Re-format and re-install everything, upgrading some hardware but not all. Or, as my old-school buddy calls it: "Nuke and Pave"
I am going to stay with Windows 7 64-bit Professional, and set up dual-boot with OpenSUSE 13.2 in the KDE flavor. Please don't go off on some other setup, I have given this considerable thought and made my decisions. My gear would have been outstanding a few years ago but is merely humdrum today. I have an ASRock 970 Extreme 3 R2.0 motherboard, quad-core AMD processor, 8GB RAM, and multiple hard drives including a 120GB SSD that I want all my programs to reside on, while my data files will be on a large high-end WD hard drive and 2 other hard drives. Most of this hardware is existing but a couple of the pieces are new.

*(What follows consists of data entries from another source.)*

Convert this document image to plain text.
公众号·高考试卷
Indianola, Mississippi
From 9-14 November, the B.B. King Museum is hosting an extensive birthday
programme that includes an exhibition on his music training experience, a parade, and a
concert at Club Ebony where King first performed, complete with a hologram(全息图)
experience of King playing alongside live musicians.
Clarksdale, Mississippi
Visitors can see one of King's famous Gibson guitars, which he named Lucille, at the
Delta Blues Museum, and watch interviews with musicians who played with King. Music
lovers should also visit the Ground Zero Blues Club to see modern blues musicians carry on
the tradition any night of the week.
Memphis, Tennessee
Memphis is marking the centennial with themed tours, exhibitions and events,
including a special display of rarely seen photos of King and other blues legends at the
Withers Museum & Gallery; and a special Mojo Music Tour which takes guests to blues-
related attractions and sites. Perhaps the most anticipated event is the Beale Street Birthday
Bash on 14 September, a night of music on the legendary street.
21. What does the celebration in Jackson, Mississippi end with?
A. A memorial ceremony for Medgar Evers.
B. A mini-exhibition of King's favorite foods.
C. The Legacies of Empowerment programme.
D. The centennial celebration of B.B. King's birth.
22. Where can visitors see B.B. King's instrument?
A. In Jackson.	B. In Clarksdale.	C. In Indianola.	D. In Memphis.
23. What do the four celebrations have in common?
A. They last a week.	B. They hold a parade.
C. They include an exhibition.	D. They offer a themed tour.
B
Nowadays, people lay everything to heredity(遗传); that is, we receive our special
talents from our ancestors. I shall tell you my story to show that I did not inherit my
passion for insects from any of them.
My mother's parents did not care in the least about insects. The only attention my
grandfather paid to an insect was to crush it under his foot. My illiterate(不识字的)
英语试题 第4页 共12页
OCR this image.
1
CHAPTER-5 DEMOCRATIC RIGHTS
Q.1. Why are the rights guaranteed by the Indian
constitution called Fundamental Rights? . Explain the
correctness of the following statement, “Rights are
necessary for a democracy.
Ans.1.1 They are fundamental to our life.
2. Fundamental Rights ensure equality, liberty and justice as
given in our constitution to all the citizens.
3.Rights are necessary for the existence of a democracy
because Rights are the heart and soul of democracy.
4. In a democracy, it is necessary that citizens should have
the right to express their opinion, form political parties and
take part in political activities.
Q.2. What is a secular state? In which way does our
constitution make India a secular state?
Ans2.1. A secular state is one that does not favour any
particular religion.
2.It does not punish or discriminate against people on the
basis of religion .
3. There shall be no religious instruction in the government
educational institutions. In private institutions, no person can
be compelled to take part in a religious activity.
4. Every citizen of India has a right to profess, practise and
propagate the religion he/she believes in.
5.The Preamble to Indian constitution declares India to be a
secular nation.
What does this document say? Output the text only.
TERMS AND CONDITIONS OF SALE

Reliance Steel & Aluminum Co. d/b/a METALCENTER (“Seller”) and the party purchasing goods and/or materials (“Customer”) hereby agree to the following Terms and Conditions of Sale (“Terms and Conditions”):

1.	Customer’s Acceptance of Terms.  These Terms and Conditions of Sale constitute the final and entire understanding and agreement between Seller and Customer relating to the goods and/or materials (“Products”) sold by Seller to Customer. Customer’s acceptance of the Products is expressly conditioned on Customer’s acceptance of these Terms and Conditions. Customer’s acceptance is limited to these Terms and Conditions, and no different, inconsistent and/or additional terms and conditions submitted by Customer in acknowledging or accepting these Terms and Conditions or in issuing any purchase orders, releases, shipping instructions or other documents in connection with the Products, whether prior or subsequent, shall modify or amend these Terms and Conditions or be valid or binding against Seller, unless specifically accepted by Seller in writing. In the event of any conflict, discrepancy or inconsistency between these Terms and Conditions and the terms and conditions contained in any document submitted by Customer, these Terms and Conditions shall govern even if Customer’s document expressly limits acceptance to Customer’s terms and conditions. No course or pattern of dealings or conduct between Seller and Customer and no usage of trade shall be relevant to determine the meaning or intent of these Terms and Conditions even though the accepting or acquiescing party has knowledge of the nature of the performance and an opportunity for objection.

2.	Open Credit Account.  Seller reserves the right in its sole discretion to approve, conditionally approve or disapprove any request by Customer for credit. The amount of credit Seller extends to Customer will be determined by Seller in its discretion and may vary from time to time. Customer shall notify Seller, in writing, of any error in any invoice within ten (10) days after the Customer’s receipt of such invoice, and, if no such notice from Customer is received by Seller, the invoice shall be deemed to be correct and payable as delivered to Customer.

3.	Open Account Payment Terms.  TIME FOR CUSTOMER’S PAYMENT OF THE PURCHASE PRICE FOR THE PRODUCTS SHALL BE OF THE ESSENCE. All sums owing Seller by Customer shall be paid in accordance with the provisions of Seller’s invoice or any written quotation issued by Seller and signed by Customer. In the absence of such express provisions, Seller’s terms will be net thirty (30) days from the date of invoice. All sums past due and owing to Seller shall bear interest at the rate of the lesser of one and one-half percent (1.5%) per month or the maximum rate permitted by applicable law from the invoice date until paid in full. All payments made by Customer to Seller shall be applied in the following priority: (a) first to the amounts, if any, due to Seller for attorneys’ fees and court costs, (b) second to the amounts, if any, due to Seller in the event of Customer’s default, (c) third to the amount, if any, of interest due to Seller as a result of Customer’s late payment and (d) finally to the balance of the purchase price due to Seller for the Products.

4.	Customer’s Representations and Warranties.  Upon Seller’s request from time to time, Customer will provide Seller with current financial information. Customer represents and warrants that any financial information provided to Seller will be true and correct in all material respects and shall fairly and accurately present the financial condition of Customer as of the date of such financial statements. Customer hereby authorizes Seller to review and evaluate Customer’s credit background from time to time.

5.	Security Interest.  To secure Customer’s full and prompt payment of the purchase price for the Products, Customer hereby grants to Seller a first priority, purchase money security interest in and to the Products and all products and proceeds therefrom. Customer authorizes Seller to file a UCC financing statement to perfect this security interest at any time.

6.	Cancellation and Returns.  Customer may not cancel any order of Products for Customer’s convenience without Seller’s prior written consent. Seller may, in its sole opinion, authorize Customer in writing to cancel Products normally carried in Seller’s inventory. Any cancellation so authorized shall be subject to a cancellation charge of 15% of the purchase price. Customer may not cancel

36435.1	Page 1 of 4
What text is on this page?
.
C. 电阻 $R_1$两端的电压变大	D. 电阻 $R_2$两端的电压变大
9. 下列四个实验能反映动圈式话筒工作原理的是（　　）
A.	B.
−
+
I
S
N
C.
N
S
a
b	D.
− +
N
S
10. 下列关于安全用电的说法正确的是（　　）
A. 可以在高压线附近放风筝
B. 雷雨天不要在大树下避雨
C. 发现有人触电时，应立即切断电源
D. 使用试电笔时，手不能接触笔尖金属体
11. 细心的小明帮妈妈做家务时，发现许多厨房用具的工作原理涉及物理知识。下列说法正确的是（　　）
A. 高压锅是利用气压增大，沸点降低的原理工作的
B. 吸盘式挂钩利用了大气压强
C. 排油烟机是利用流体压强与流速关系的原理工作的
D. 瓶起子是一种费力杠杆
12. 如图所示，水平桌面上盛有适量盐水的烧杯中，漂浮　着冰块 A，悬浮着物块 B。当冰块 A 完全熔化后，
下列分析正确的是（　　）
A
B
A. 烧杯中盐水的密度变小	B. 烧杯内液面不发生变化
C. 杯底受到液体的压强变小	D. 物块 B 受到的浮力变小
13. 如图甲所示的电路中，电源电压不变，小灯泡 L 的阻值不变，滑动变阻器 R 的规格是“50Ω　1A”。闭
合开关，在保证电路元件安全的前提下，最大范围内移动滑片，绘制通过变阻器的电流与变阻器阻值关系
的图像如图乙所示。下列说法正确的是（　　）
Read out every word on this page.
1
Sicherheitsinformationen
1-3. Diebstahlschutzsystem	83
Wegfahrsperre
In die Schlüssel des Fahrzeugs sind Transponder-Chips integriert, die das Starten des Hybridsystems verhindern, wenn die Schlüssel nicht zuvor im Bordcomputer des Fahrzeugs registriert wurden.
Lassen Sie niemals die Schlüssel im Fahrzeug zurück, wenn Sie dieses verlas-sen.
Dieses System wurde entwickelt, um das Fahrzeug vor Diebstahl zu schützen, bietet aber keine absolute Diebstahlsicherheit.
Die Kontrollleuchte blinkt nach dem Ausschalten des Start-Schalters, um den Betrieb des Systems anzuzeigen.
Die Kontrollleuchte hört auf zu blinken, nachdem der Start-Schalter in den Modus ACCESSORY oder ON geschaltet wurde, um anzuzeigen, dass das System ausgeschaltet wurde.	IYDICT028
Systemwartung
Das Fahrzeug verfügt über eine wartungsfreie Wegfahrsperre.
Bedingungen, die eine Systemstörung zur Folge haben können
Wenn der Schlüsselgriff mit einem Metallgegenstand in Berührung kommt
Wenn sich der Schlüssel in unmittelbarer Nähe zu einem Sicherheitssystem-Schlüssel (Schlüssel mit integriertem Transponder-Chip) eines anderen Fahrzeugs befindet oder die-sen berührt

Windows has been my primary OS since 1998 (before that it was DOS 2.0-5.0) and I have dabbled with Ubuntu since 2010 (Gnome until a couple of years ago, Unity since). My laptop will remain with Windows 7 and Ubuntu 14.04 for the foreseeable future, but I am going to move to OpenSUSE and KDE because I have gotten a little disenchanted with Ubuntu on a philosophical level, and SUSE seems to be a better and cleaner choice.
So, I have backed up all my critical files, and the old small SSD will be replaced with a larger SSD for my OS. The large primary hard drive will also be new. I plan to install Windows 7 on the new SSD and set "My Documents" and other stuff to the large hard drive D:\
Then I plan to shrink about 100GB from the back end of the hard drive for my Linux partitions and install it there. I am happy to accept the system looking to the hard drive first for the Grub file (or whatever the new flavor happens to be).
My real trepidation comes from the new formats that have come into vogue. I am comfortable with NTFS and ext4 but it appears that now we have UEFI and XFS. I am a conservative semi-power-user but I am far more concerned with compatibility (and backwards compatibility) than I am with cutting edge speed and performance.
Is there any compelling reason to go beyond NTFS and ext4, here and now?
This will all be happening again in a couple of years and if that will be a better time, I will wait.
Next, I have used Grub for several years and I am happy with it. Is there a compelling reason to look to something else?